Diversity and Inclusion
The panellists highlighted the importance of diversity and inclusion in advancing precision medicine. Mendenhall explained that pharmaceutical companies are increasingly focused on diversifying clinical trials:
“How do we diversify our clinical trials? How do we diversify inclusion about patients insights and not just from an ethnicity standpoint, from a geography standpoint, from an economic standpoint…the more we get into personalised medicine, the more critical this becomes.”
Bajaj added that diverse trial enrollment is scientifically crucial: “The more we personalise therapies, especially based on molecular genetic other measures, it’s very obvious that we have to enrol a diverse population that represents the intended population in which the therapeutic will be deployed because these diseases are very heterogeneous and those subgroups differ by race, and other factors.”

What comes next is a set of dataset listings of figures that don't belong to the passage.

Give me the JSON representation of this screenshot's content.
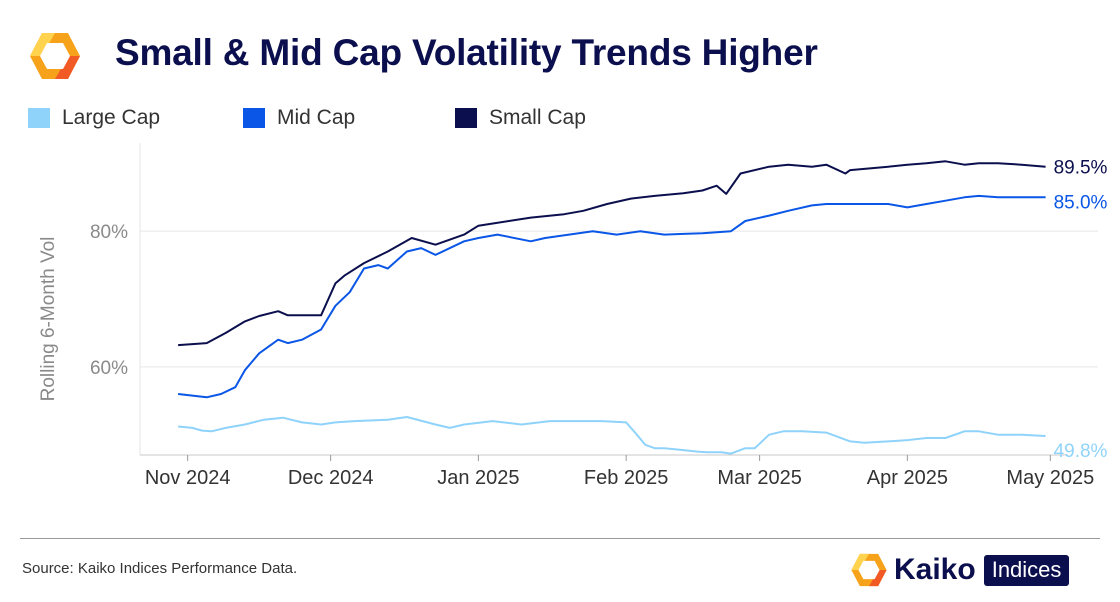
{
  "header": {
    "title": "Small & Mid Cap Volatility Trends Higher",
    "logo_icon": "kaiko-hexagon-icon"
  },
  "legend": {
    "items": [
      {
        "label": "Large Cap",
        "color": "#8fd3fb"
      },
      {
        "label": "Mid Cap",
        "color": "#0a56e6"
      },
      {
        "label": "Small Cap",
        "color": "#0b0f4d"
      }
    ]
  },
  "footer": {
    "source": "Source: Kaiko Indices Performance Data.",
    "brand": "Kaiko",
    "brand_tag": "Indices",
    "brand_icon": "kaiko-hexagon-icon"
  },
  "chart_data": {
    "type": "line",
    "title": "Small & Mid Cap Volatility Trends Higher",
    "xlabel": "",
    "ylabel": "Rolling 6-Month Vol",
    "ylim": [
      47,
      93
    ],
    "grid": true,
    "legend_position": "top-left",
    "yticks": [
      {
        "value": 60,
        "label": "60%"
      },
      {
        "value": 80,
        "label": "80%"
      }
    ],
    "xticks": [
      {
        "value": 0,
        "label": "Nov 2024"
      },
      {
        "value": 30,
        "label": "Dec 2024"
      },
      {
        "value": 61,
        "label": "Jan 2025"
      },
      {
        "value": 92,
        "label": "Feb 2025"
      },
      {
        "value": 120,
        "label": "Mar 2025"
      },
      {
        "value": 151,
        "label": "Apr 2025"
      },
      {
        "value": 181,
        "label": "May 2025"
      }
    ],
    "x_unit": "days since 2024-11-01",
    "xlim": [
      -10,
      191
    ],
    "series": [
      {
        "name": "Small Cap",
        "color": "#0b0f4d",
        "end_label": "89.5%",
        "x": [
          -2,
          4,
          8,
          12,
          15,
          19,
          21,
          28,
          31,
          33,
          37,
          42,
          47,
          52,
          58,
          61,
          72,
          79,
          83,
          88,
          93,
          98,
          104,
          108,
          111,
          113,
          116,
          122,
          126,
          131,
          134,
          138,
          139,
          147,
          151,
          155,
          159,
          163,
          166,
          170,
          175,
          180
        ],
        "y": [
          63.2,
          63.5,
          65.0,
          66.7,
          67.5,
          68.2,
          67.6,
          67.6,
          72.3,
          73.5,
          75.3,
          77.0,
          79.0,
          78.0,
          79.5,
          80.8,
          82.0,
          82.5,
          83.0,
          84.0,
          84.8,
          85.2,
          85.6,
          86.0,
          86.7,
          85.5,
          88.5,
          89.5,
          89.8,
          89.5,
          89.8,
          88.5,
          89.0,
          89.5,
          89.8,
          90.0,
          90.3,
          89.8,
          90.0,
          90.0,
          89.8,
          89.5
        ]
      },
      {
        "name": "Mid Cap",
        "color": "#0a56e6",
        "end_label": "85.0%",
        "x": [
          -2,
          4,
          7,
          10,
          12,
          15,
          19,
          21,
          24,
          28,
          31,
          34,
          37,
          40,
          42,
          46,
          49,
          52,
          58,
          61,
          65,
          72,
          75,
          80,
          85,
          90,
          95,
          100,
          104,
          108,
          114,
          117,
          122,
          126,
          131,
          134,
          138,
          142,
          147,
          151,
          155,
          159,
          163,
          166,
          170,
          175,
          180
        ],
        "y": [
          56.0,
          55.5,
          56.0,
          57.0,
          59.5,
          62.0,
          64.0,
          63.5,
          64.0,
          65.5,
          69.0,
          71.0,
          74.5,
          75.0,
          74.5,
          77.0,
          77.5,
          76.5,
          78.5,
          79.0,
          79.5,
          78.5,
          79.0,
          79.5,
          80.0,
          79.5,
          80.0,
          79.5,
          79.6,
          79.7,
          80.0,
          81.5,
          82.3,
          83.0,
          83.8,
          84.0,
          84.0,
          84.0,
          84.0,
          83.5,
          84.0,
          84.5,
          85.0,
          85.2,
          85.0,
          85.0,
          85.0
        ]
      },
      {
        "name": "Large Cap",
        "color": "#8fd3fb",
        "end_label": "49.8%",
        "x": [
          -2,
          1,
          3,
          5,
          8,
          12,
          16,
          20,
          24,
          28,
          31,
          35,
          42,
          46,
          52,
          55,
          58,
          64,
          70,
          76,
          82,
          87,
          92,
          94,
          96,
          98,
          100,
          103,
          107,
          109,
          112,
          114,
          117,
          119,
          122,
          125,
          129,
          134,
          139,
          142,
          147,
          151,
          155,
          159,
          163,
          166,
          170,
          175,
          180
        ],
        "y": [
          51.2,
          51.0,
          50.6,
          50.5,
          51.0,
          51.5,
          52.2,
          52.5,
          51.8,
          51.5,
          51.8,
          52.0,
          52.2,
          52.6,
          51.5,
          51.0,
          51.5,
          52.0,
          51.5,
          52.0,
          52.0,
          52.0,
          51.8,
          50.2,
          48.5,
          48.0,
          48.0,
          47.8,
          47.5,
          47.4,
          47.4,
          47.2,
          48.0,
          48.0,
          50.0,
          50.5,
          50.5,
          50.3,
          49.0,
          48.8,
          49.0,
          49.2,
          49.5,
          49.5,
          50.5,
          50.5,
          50.0,
          50.0,
          49.8
        ]
      }
    ]
  }
}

Zenziello noted that addressing diversity in precision medicine ties into broader health equity issues: “We’re at the beginning of this health equity journey…we’re just starting to touch on aspects of the access issue, just getting access to care in general, whether it’s a hospital or primary care.”
Looking Ahead
Despite the significant hurdles, the panellists remained optimistic about the long-term potential of precision medicine to transform healthcare.
Foster predicted that the ability to tailor treatments based on patient data for cell therapies is “not 20 years away. That’s probably seven to 10 years away when you have enough of those kinds of data.”
Mendenhall emphasized that patients will continue driving progress: “We are becoming smarter; patients are becoming smarter. They are advocating more for themselves and demanding that these things happen.”
Ultimately, realising the full promise of precision medicine will require continued innovation not just in science and technology but in healthcare delivery models, reimbursement approaches, and regulatory frameworks. By bringing together stakeholders from across the healthcare ecosystem to tackle these challenges collaboratively, there is hope that personalised therapies can become accessible realities for more patients in need.